Jalan bareng. Ditingkahi tawa renyah dan sesekali canda. Hujan angin pagi itu pun tak terasa menusuk tulang. Suhunya kalah oleh hangatnya senyum dan sentuhan berpahala dua insan manusia dimabuk cinta berkah itu.
Sampai di rumah, terhidang manis di meja; kopi kental panas, pisang panggang bertabur keju dan susu. Siap disantap setelah ritual tilawah serentak disukseskan.
Bujangan 2
Di sudut sana, si bujangan masih saja bersikukuh. Enggan menikah karena alasan ba, bi, bu. Padahal, semua alasan dibuat-buat. Egonya meninggi. Tidak mau menerima nasihat dari orang lain.
Bujangan Tersesat
Segelintir lainnya lebih parah. Menolak menikah karena alasan usia, harta, dan kerja, tapi memilih pacaran yang sekali jalan saja; kudu siapin make up layaknya artis, jalan berdua yang pakai bahan bakar kendaraan atau ongkos angkot, nonton bertabur dosa yang kudu beli tiket, atau makan tanpa berkah dengan mahal sebab gengsi dan demi update status media sosial.
Bujangan Bertabur Hidayah
Dan di antara bujangan yang paling beruntung, ialah mereka yang sibuk dengan amalnya. Ia sadar, hidup hanya sejenak. Ia bersungguh-sungguh untuk upayakan nikah segera. Ia siapkan bekal ruhani, ilmu, psikis, fisik, keuangan, dan juga sosial.

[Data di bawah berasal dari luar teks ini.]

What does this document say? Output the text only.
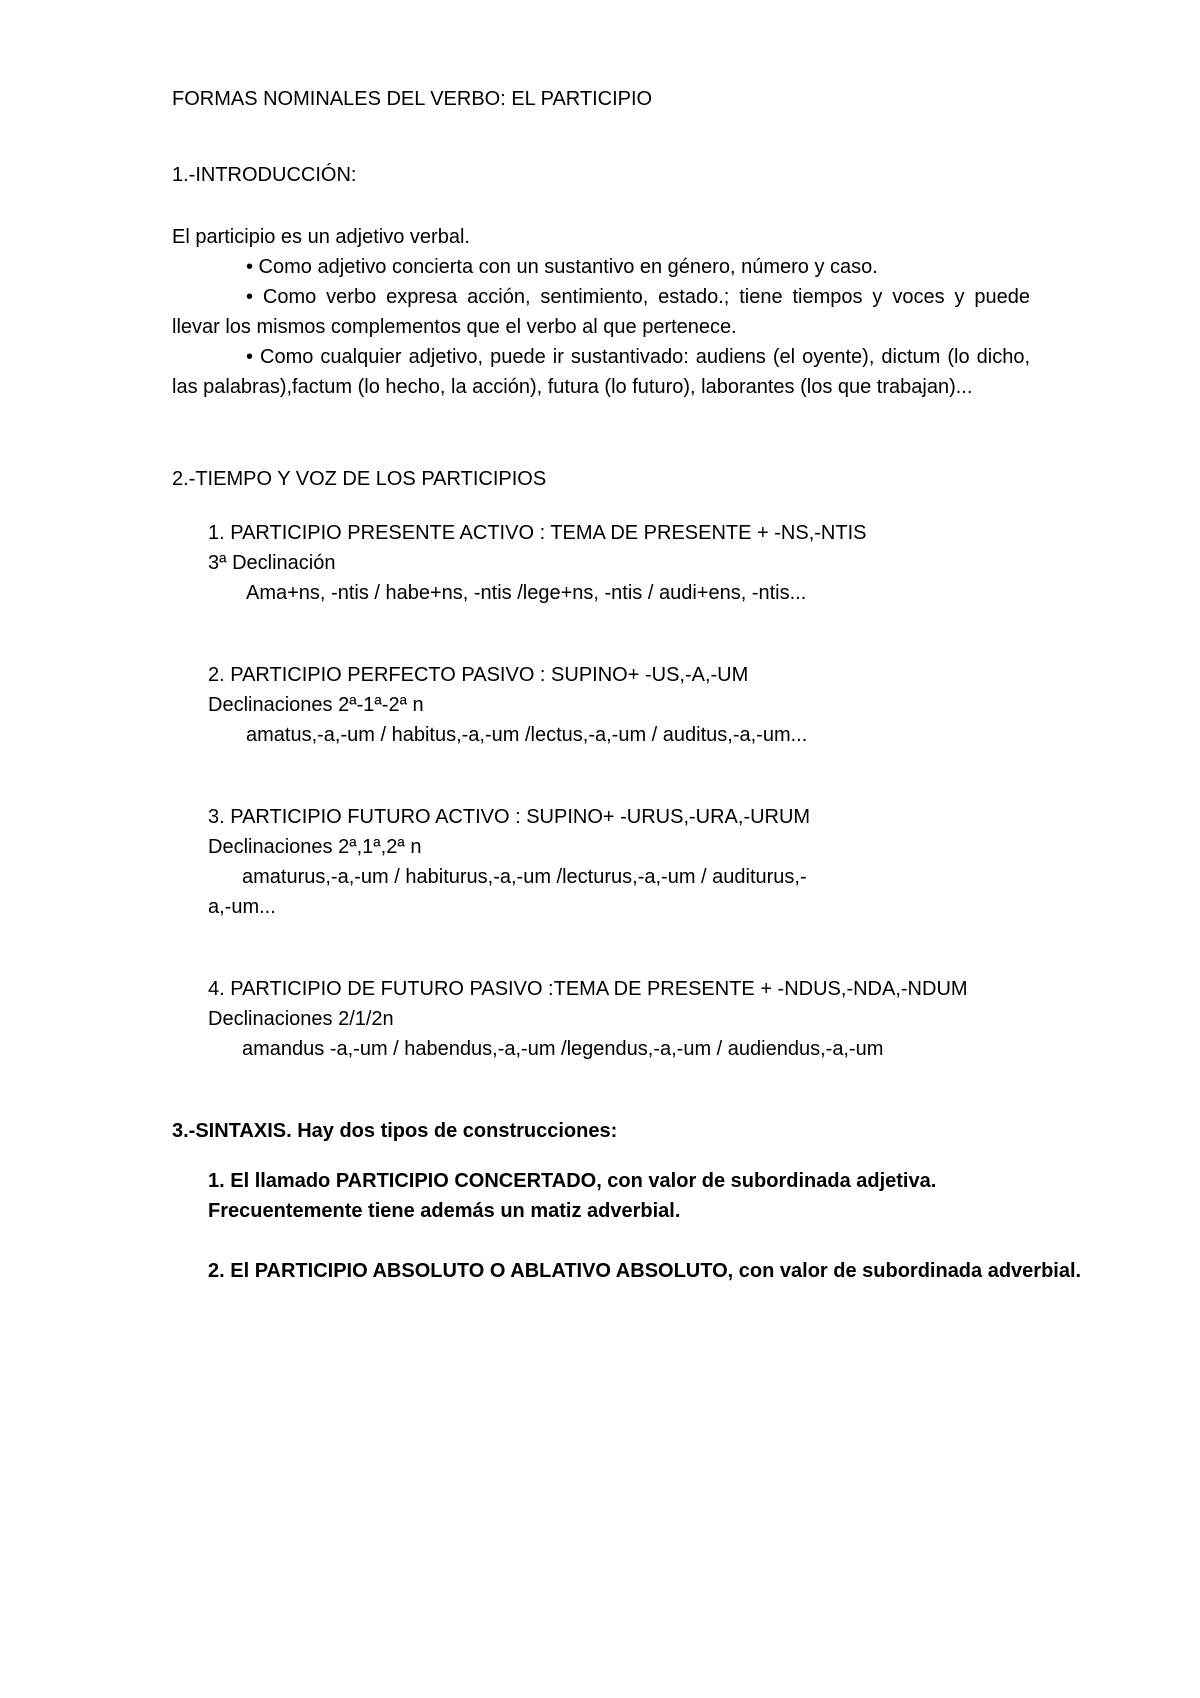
FORMAS NOMINALES DEL VERBO: EL PARTICIPIO
1.-INTRODUCCIÓN:
El participio es un adjetivo verbal.
• Como adjetivo concierta con un sustantivo en género, número y caso.
• Como verbo expresa acción, sentimiento, estado.; tiene tiempos y voces y puede llevar los mismos complementos que el verbo al que pertenece.
• Como cualquier adjetivo, puede ir sustantivado: audiens (el oyente), dictum (lo dicho, las palabras),factum (lo hecho, la acción), futura (lo futuro), laborantes (los que trabajan)...
2.-TIEMPO Y VOZ DE LOS PARTICIPIOS
1. PARTICIPIO PRESENTE ACTIVO : TEMA DE PRESENTE + -NS,-NTIS
3ª Declinación
Ama+ns, -ntis / habe+ns, -ntis /lege+ns, -ntis / audi+ens, -ntis...
2. PARTICIPIO PERFECTO PASIVO : SUPINO+ -US,-A,-UM
Declinaciones 2ª-1ª-2ª n
amatus,-a,-um / habitus,-a,-um /lectus,-a,-um / auditus,-a,-um...
3. PARTICIPIO FUTURO ACTIVO : SUPINO+ -URUS,-URA,-URUM
Declinaciones 2ª,1ª,2ª n
amaturus,-a,-um / habiturus,-a,-um /lecturus,-a,-um / auditurus,-
a,-um...
4. PARTICIPIO DE FUTURO PASIVO :TEMA DE PRESENTE + -NDUS,-NDA,-NDUM
Declinaciones 2/1/2n
amandus -a,-um / habendus,-a,-um /legendus,-a,-um / audiendus,-a,-um
3.-SINTAXIS. Hay dos tipos de construcciones:
1. El llamado PARTICIPIO CONCERTADO, con valor de subordinada adjetiva.
Frecuentemente tiene además un matiz adverbial.
2. El PARTICIPIO ABSOLUTO O ABLATIVO ABSOLUTO, con valor de subordinada adverbial.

Ia juga habiskan masanya untuk berjuang. Perbaiki diri. Berdoa kepada Allah Ta’ala agar turunkan bidadari untuknya. Ia bertanya kepada ustadz, meminta pendapat kepada keluarga, dan mengupayakan banyak jalan yang direstui syariat.
Dalam benak golongan terakhir ini, tersimpan sebuah i’tikad mulia, “Jika pun tak diberi rezeki menikah, aku ingin seperti Imam an-Nawawi yang wafat di usia 33 tahun, tapi karyanya abadi, tercatat emas oleh sejarah. Dan yakinku penuh, di surga sana, ada bidadari bening kulitnya yang disiapkan. Sebab kulitku tak pernah sekalipun menyentuh yang haram.”
Duhai sahabatku, di antara golongan-golongan di atas, di manakah posisimu? Di mana pun, moga iman dan taqwa senantiasa membara. Aamiin.